You don’t actually want to apply softmax() as the last layer of your
model. You should simply use the output of your last Linear layer
(to be understood as logits), and pass them to CrossEntropyLoss.

If you really need probabilities (rather than logits) for some purpose
(and you probably don’t), you should still use CrossEntropyLoss
as your loss function, passing in logits, and separately generate
the probabilities by applying softmax() to the output of your model.

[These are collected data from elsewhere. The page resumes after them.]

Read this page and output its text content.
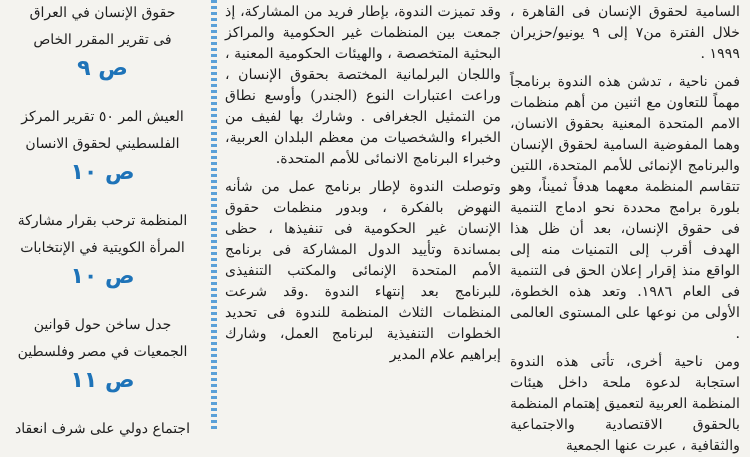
السامية لحقوق الإنسان فى القاهرة ، خلال الفترة من٧ إلى ٩ يونيو/حزيران ١٩٩٩ .

فمن ناحية ، تدشن هذه الندوة برنامجاً مهماً للتعاون مع اثنين من أهم منظمات الامم المتحدة المعنية بحقوق الانسان، وهما المفوضية السامية لحقوق الإنسان والبرنامج الإنمائى للأمم المتحدة، اللتين تتقاسم المنظمة معهما هدفاً ثميناً، وهو بلورة برامج محددة نحو ادماج التنمية فى حقوق الإنسان، بعد أن ظل هذا الهدف أقرب إلى التمنيات منه إلى الواقع منذ إقرار إعلان الحق فى التنمية فى العام ١٩٨٦. وتعد هذه الخطوة، الأولى من نوعها على المستوى العالمى .

ومن ناحية أخرى، تأتى هذه الندوة استجابة لدعوة ملحة داخل هيئات المنظمة العربية لتعميق إهتمام المنظمة بالحقوق الاقتصادية والاجتماعية والثقافية ، عبرت عنها الجمعية

وقد تميزت الندوة، بإطار فريد من المشاركة، إذ جمعت بين المنظمات غير الحكومية والمراكز البحثية المتخصصة ، والهيئات الحكومية المعنية ، واللجان البرلمانية المختصة بحقوق الإنسان ، وراعت اعتبارات النوع (الجندر) وأوسع نطاق من التمثيل الجغرافى . وشارك بها لفيف من الخبراء والشخصيات من معظم البلدان العربية، وخبراء البرنامج الانمائى للأمم المتحدة.

وتوصلت الندوة لإطار برنامج عمل من شأنه النهوض بالفكرة ، وبدور منظمات حقوق الإنسان غير الحكومية فى تنفيذها ، حظى بمساندة وتأييد الدول المشاركة فى برنامج الأمم المتحدة الإنمائى والمكتب التنفيذى للبرنامج بعد إنتهاء الندوة .وقد شرعت المنظمات الثلاث المنظمة للندوة فى تحديد الخطوات التنفيذية لبرنامج العمل، وشارك إبراهيم علام المدير

حقوق الإنسان في العراق

فى تقرير المقرر الخاص

ص ٩

العيش المر ٥٠ تقرير المركز

الفلسطيني لحقوق الانسان

ص ١٠

المنظمة ترحب بقرار مشاركة

المرأة الكويتية في الإنتخابات

ص ١٠

جدل ساخن حول قوانين

الجمعيات في مصر وفلسطين

ص ١١

اجتماع دولي على شرف انعقاد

If you insist on building a model that outputs probabilities by
using softmax() as your last layer, then you shouldn’t use
CrossEntropyLoss as it doesn’t expect probabilities as inputs.
You would have to write your own version of cross-entropy that
does take probabilities (straightforward to do), but this approach
is numerically less stable than passing logits to CrossEntropyLoss
(even thought the two approaches are mathematically equivalent).


K. Frank

1 Like

Actually, I was regenerating the results of one paper, where they have used softmax at the last layer. They did not mention the loss function. So it is kind of mandatory to apply softmax at the last layer. Is there any alternative that does exactly as same as mentioned. or is there any custom implementation of cross-entropy loss (the basic cross-entropy loss -y_i log y_i where is i is true label.)

You can use cross entropy loss from here: neural network - Pytorch doing a cross entropy loss when the predictions already have probabilities - Data Science Stack Exchange

1 Like

Thank You MrPositron.